Zajecka, JM, Weisler, R, Sachs, G, Swann, AC, Wozniak, P, Sommerville, KW
The Journal of clinical psychiatry. 2002;(12):1148-55
Abstract
BACKGROUND This study compared the efficacy, safety, and tolerability of divalproex and olanzapine in the treatment of acute mania associated with bipolar disorder. METHOD This randomized, 12-week, double-blind, parallel-group, multicenter study included DSM-IV-defined bipolar disorder type I patients hospitalized for acute mania and randomly assigned to treatment with divalproex or olanzapine. After an inpatient period of up to 21 days, subjects were followed as outpatients. Dose adjustment was permitted during the inpatient period. Efficacy was assessed using change from baseline in Mania Rating Scale (MRS) score to day 21; other efficacy measures included the Brief Psychiatric Rating Scale, the Hamilton Rating Scale for Depression, and the Clinical Global Impressions-Part I, Severity of Illness scale. The primary safety endpoint was change from baseline in weight. Other safety and tolerability endpoints included spontaneous adverse event reporting and changes from baseline in laboratory measures and vital signs. RESULTS 120 subjects (N = 63 divalproex, N = 57 olanzapine) were randomly assigned to treatment. No significant differences between groups were found for any efficacy variable for change from baseline to day 21. Mean MRS score changes from baseline to day 21 were -14.8 for divalproex and -17.2 for olanzapine (p =.210).
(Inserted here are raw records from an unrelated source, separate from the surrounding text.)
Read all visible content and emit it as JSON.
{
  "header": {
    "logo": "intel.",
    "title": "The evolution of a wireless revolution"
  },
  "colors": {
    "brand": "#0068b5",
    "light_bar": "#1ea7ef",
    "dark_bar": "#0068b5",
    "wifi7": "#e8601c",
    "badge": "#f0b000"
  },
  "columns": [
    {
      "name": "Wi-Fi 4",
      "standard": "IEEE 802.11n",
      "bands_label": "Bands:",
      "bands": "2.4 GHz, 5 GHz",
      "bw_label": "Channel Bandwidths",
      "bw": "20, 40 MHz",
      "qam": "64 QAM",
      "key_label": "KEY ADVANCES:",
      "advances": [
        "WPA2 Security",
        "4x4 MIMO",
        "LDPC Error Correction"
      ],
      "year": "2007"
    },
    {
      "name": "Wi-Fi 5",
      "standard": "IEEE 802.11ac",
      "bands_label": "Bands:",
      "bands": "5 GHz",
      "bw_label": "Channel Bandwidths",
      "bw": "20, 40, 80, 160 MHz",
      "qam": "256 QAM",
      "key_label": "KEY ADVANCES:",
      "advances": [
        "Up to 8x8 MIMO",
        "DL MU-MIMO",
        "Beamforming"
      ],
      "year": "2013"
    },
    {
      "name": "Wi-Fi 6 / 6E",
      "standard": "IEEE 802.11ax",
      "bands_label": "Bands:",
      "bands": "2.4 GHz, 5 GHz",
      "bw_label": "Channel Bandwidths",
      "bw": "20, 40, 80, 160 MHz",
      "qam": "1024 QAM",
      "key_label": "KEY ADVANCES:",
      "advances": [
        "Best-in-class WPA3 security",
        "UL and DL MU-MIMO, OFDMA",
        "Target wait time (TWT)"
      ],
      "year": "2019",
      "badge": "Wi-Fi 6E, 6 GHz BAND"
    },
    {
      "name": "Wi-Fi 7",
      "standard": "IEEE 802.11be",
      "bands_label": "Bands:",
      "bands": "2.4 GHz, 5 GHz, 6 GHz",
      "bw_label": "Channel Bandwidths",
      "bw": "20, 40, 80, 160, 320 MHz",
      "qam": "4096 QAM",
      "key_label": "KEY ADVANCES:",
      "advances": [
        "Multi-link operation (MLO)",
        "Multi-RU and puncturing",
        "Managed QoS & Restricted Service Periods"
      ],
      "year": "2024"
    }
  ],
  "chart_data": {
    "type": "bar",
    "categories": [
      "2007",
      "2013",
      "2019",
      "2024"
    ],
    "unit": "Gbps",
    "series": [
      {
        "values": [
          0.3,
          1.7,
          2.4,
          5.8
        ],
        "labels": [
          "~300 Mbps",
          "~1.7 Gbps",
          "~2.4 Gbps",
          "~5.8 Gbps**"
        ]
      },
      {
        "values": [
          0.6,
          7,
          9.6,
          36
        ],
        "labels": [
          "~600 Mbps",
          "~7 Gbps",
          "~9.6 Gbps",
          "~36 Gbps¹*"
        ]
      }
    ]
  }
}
A significantly (p <.05) greater proportion of olanzapine-treated subjects experienced somnolence, weight gain, edema, rhinitis, and speech disorder (slurred speech); no adverse events were significantly greater in the divalproex group. A number of laboratory measures also demonstrated significant treatment differences, but the clinical significance of many of these is uncertain. Mean body weight changes were significantly greater in the olanzapine group (+ 8.8 lb [+ 4.0 kg]) than the divalproex group (+ 5.5 lb [+ 2.5 kg], p <.050). One death occurred during the study (olanzapine group, diabetic ketoacidosis). CONCLUSION No significant difference in efficacy was found between treatment groups. Divalproex was associated with a more favorable adverse event profile and significantly less weight gain than olanzapine.